Let me quickly set the scene. Megs and I are sitting down by ourselves, deep in conversation, probably about Megs' bruises from being constantly shoved by the scary Swedish girls on the dancefloor when Vomit Breath comes and sits down with us. He says nothing. He looks like Albert Bensimon. He stares. He is creepy. Then he talks, earning him the name, Vomit Breath.

Vomit breath: "Hhhhmmmmghfff"

Me: "What?"

(creepy staring)

VB: "Hhhhmmmmghfff"

(more creepy staring)

Me: "I can't understand what you are saying"

VB: "Hhhhmmmmghfff chaiohfiodh asdhio (which can be roughly translated to) Why are you in Stockholm?"

Me: "Just for a holiday".

VB: "Hhhhmmmmghfff chaiohfiodh asdhio (which can be roughly translated to) Why are you in Stockholm?"

Yes, we had this rather repetitive conversation for about 5 more minutes until we tried ignoring him but he continued sitting there, staring.
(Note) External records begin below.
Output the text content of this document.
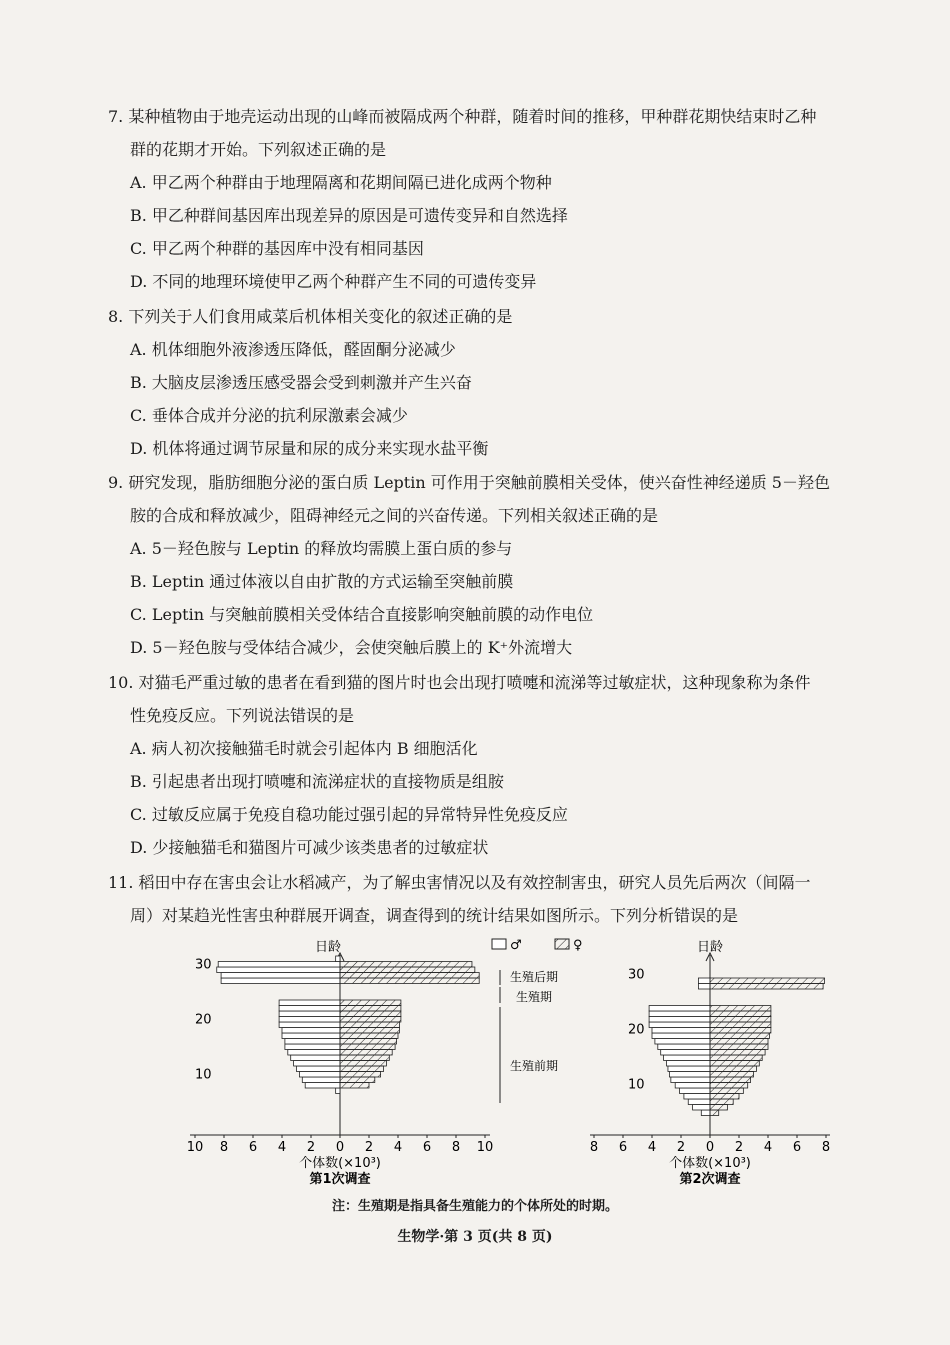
7. 某种植物由于地壳运动出现的山峰而被隔成两个种群，随着时间的推移，甲种群花期快结束时乙种
群的花期才开始。下列叙述正确的是
A. 甲乙两个种群由于地理隔离和花期间隔已进化成两个物种
B. 甲乙种群间基因库出现差异的原因是可遗传变异和自然选择
C. 甲乙两个种群的基因库中没有相同基因
D. 不同的地理环境使甲乙两个种群产生不同的可遗传变异
8. 下列关于人们食用咸菜后机体相关变化的叙述正确的是
A. 机体细胞外液渗透压降低，醛固酮分泌减少
B. 大脑皮层渗透压感受器会受到刺激并产生兴奋
C. 垂体合成并分泌的抗利尿激素会减少
D. 机体将通过调节尿量和尿的成分来实现水盐平衡
9. 研究发现，脂肪细胞分泌的蛋白质 Leptin 可作用于突触前膜相关受体，使兴奋性神经递质 5－羟色
胺的合成和释放减少，阻碍神经元之间的兴奋传递。下列相关叙述正确的是
A. 5－羟色胺与 Leptin 的释放均需膜上蛋白质的参与
B. Leptin 通过体液以自由扩散的方式运输至突触前膜
C. Leptin 与突触前膜相关受体结合直接影响突触前膜的动作电位
D. 5－羟色胺与受体结合减少，会使突触后膜上的 K⁺外流增大
10. 对猫毛严重过敏的患者在看到猫的图片时也会出现打喷嚏和流涕等过敏症状，这种现象称为条件
性免疫反应。下列说法错误的是
A. 病人初次接触猫毛时就会引起体内 B 细胞活化
B. 引起患者出现打喷嚏和流涕症状的直接物质是组胺
C. 过敏反应属于免疫自稳功能过强引起的异常特异性免疫反应
D. 少接触猫毛和猫图片可减少该类患者的过敏症状
11. 稻田中存在害虫会让水稻减产，为了解虫害情况以及有效控制害虫，研究人员先后两次（间隔一
周）对某趋光性害虫种群展开调查，调查得到的统计结果如图所示。下列分析错误的是
日龄
10
20
30
10 8 6 4 2 0 2 4 6 8 10
个体数(×10³)
第1次调查
生殖后期
生殖期
生殖前期
日龄
10
20
30
8 6 4 2 0 2 4 6 8
个体数(×10³)
第2次调查
♂	♀
注：生殖期是指具备生殖能力的个体所处的时期。
生物学·第 3 页(共 8 页)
We then got up, and he followed until I glared at him. Die, Vomit Breath, die, or at least go pass out in a gutter - yes, these were my thoughts while I glared. It was movie style chick kicking ass with cat-like evil eyes type of scene.

So this scenario brings me to the point of this post. Why, when males drink, do they think it's charming or acceptable to act like a complete sleazy, weirdo, knob? It's not as if I am the most friendly, approachable person in the history of picking up. Yet whenever I'm out, I get these weird men latch onto me like I'm fucking Mother Friendly Teresa. Why? And without sounding like I have my head up my arse, they usually look like Bill Gates, but probably without the World's Most Richest Man' title. My friend Naomi used to tell me off for being too nice to people if I didn't want to talk to people. I'm a big believer that even if you are inebriated, it takes guts to approach someone, so therefore to shut someone down on the offset is mean. So I talk. I'm polite and don't lead them on and then usually, they act like a sooky child when they realise it's never going to happen. Ugh. I'm sounding all chick lit. I'm going to stop now.
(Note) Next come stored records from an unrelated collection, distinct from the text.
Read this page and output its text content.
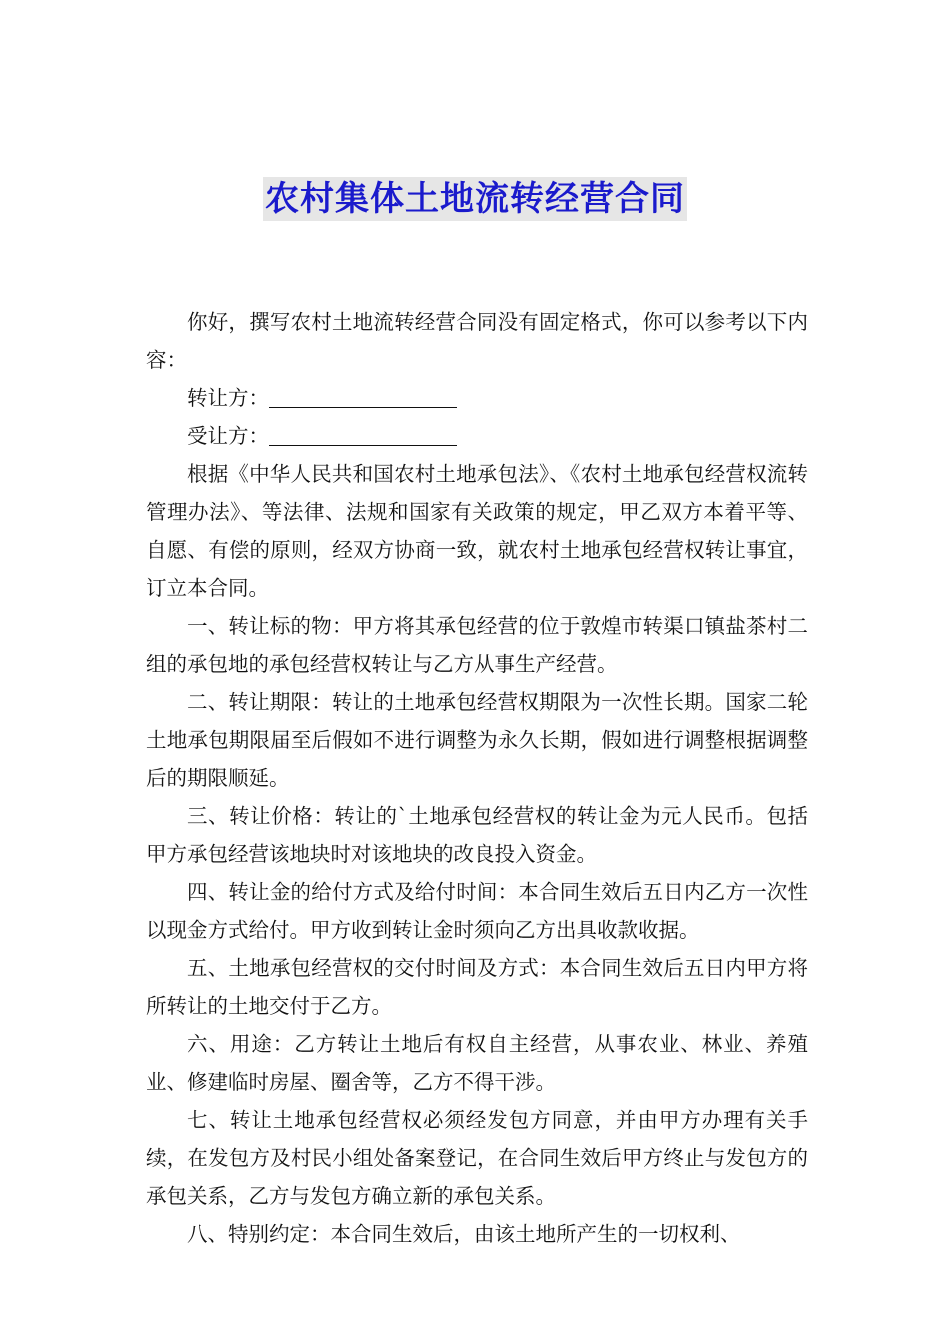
农村集体土地流转经营合同

你好，撰写农村土地流转经营合同没有固定格式，你可以参考以下内容：

转让方：

受让方：

根据《中华人民共和国农村土地承包法》、《农村土地承包经营权流转管理办法》、等法律、法规和国家有关政策的规定，甲乙双方本着平等、自愿、有偿的原则，经双方协商一致，就农村土地承包经营权转让事宜，订立本合同。

一、转让标的物：甲方将其承包经营的位于敦煌市转渠口镇盐茶村二组的承包地的承包经营权转让与乙方从事生产经营。

二、转让期限：转让的土地承包经营权期限为一次性长期。国家二轮土地承包期限届至后假如不进行调整为永久长期，假如进行调整根据调整后的期限顺延。

三、转让价格：转让的`土地承包经营权的转让金为元人民币。包括甲方承包经营该地块时对该地块的改良投入资金。

四、转让金的给付方式及给付时间：本合同生效后五日内乙方一次性以现金方式给付。甲方收到转让金时须向乙方出具收款收据。

五、土地承包经营权的交付时间及方式：本合同生效后五日内甲方将所转让的土地交付于乙方。

六、用途：乙方转让土地后有权自主经营，从事农业、林业、养殖业、修建临时房屋、圈舍等，乙方不得干涉。

七、转让土地承包经营权必须经发包方同意，并由甲方办理有关手续，在发包方及村民小组处备案登记，在合同生效后甲方终止与发包方的承包关系，乙方与发包方确立新的承包关系。

八、特别约定：本合同生效后，由该土地所产生的一切权利、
Stockholm has chocolate bars called 'Plopp'. C'mon, say it out loud, it's fun. You know you want too. "Plopp". "Plopp". Haha, it's such a funny word. How's that for changing the subject? OOerrrrrrrrrr, I saw the coolest Vikingesque ship. It was built in the 1600's and sunk on it's maiden voyage - sound familiar? It stayed on the ocean floor for 333 until it was brought to shore and restored. It was truly amazing.

In other news, I had to 'sell' myself to the creative director at work. Apparently I'm annonymous and 'off the radar'. Ah, the good ole advertising radar. The only way to blip is either via kissing arse or being an obnoxious twat sporting the latest Cons. Of course, this observation has been made based on assumption. My emotionless face has let me down again. Apparently I always look 'stern and uninterested', which, to the latter, I kind of am. It's advertising for fucks sake! Anyway, I showed some passion and enthusiasm and I think I am now a weak pulse with my lips and tongue firmly safe from any butt cheeks. Woo-hoo!

*I am not a freak, I just like meat.

9 comments:

Dances With Zombies said...

Don't tell me I have to defend 'cons' now as well...

:-(

Dances With Zombies said...

Although the sentiment of 'it's advertising for fucks sake' certainly strikes the right chord... :-)

/// said...

HAHAHAHAH I love your blog! :)

Wood said...

Cons are ok, wankers are not.

Thanks design for mankind!

Anonymous said...

Hey Ness, I'm with you 100% on the road kill - as long as it's fresh of course. And preferably killed with a knock to the head rather than a body blow, which would cause bruising. Been off work with the lurgy for a week, so I'll be back for more sultanas at the end the of the week when I've caught up. Cheers!

Anonymous said...

plopp! you're right it is fun. i still laugh at poo jokes too.

Anonymous said...

That's cos poo jokes a funny!

Wood said...

I'm glad that everyone is down with poo jokes. Speaking of them, does anyone actually know any poo jokes??

Anonymous said...

Apu - the longest running poo joke on television... Sorry, best I can do 6.45am.